米国が人工知能(AI)の軍事利用に本腰を入れ始めた。トランプ米大統領が2月11日、連邦政府に対してAIの開発強化を命じる大統領令に署名したのに続き、翌12日、国防総省が初の「国防AI戦略」を発表、軍事分野への導入を加速する方針を打ち出した。

連邦政府でAI分野への投資を拡充する大統領令に署名したトランプ米大統領(ロイター/アフロ)

大統領令は主に民間の産業分野を対象としているが、署名に際しての声明でトランプ氏は「AI分野での米国のリードを維持するのが、経済や国家安全保障のうえで重要だ」と述べた。つまり、軍事面での活用でも優位を確保することを目指している。

国防AI戦略のほうはより直截だ。

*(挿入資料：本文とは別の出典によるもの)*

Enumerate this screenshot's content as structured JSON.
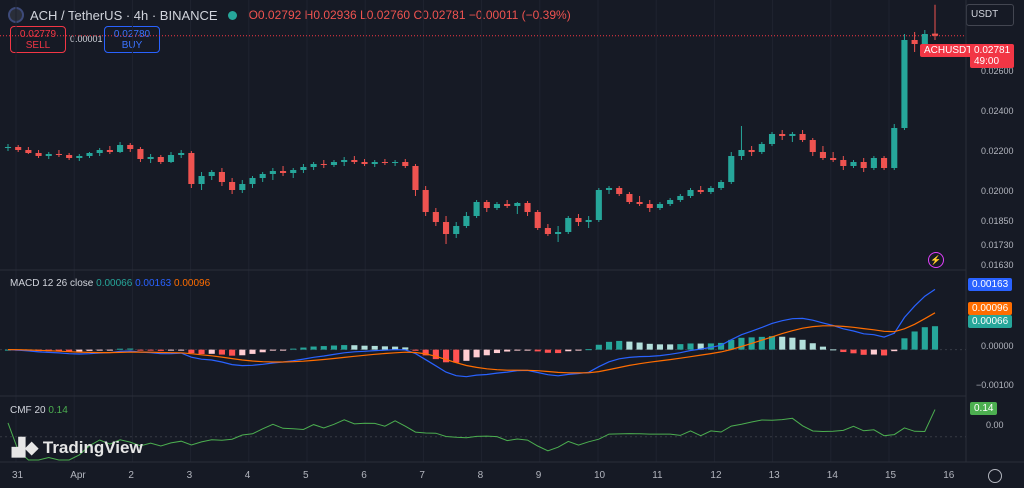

AIの軍事利用に巨額の投資をしている中国とロシアを名指しして、米国の技術的な優位性を奪い、国際秩序を揺るがすと警鐘を鳴らしている。具体的には、国防総省内に2018年に新設した「AIセンター」の体制拡充や、民間企業や学術機関、さらには同盟国との連携強化などを求めている。

冷戦終結後、米国が世界最大の軍事大国であることは所与のものと捉えられ、その是非も議論にすらならない。だが、その米国が国家を挙げてAIの兵器利用を推進するとなると話は違ってくる。

2000年代に入って世界の軍事専門家や研究者の間では「ターミネーター問題」などと呼ばれる深刻なテーマが論争の的となっている。ディープラーニング(深層学習)に見られるAIの飛躍的な進化により、敵か味方かの識別や攻撃すべきか否かの判断を行う殺人ロボット兵器の登場が現実味を帯びてきたからだ。国際社会、というよりも人類がどう対応すべきか判断を迫られている。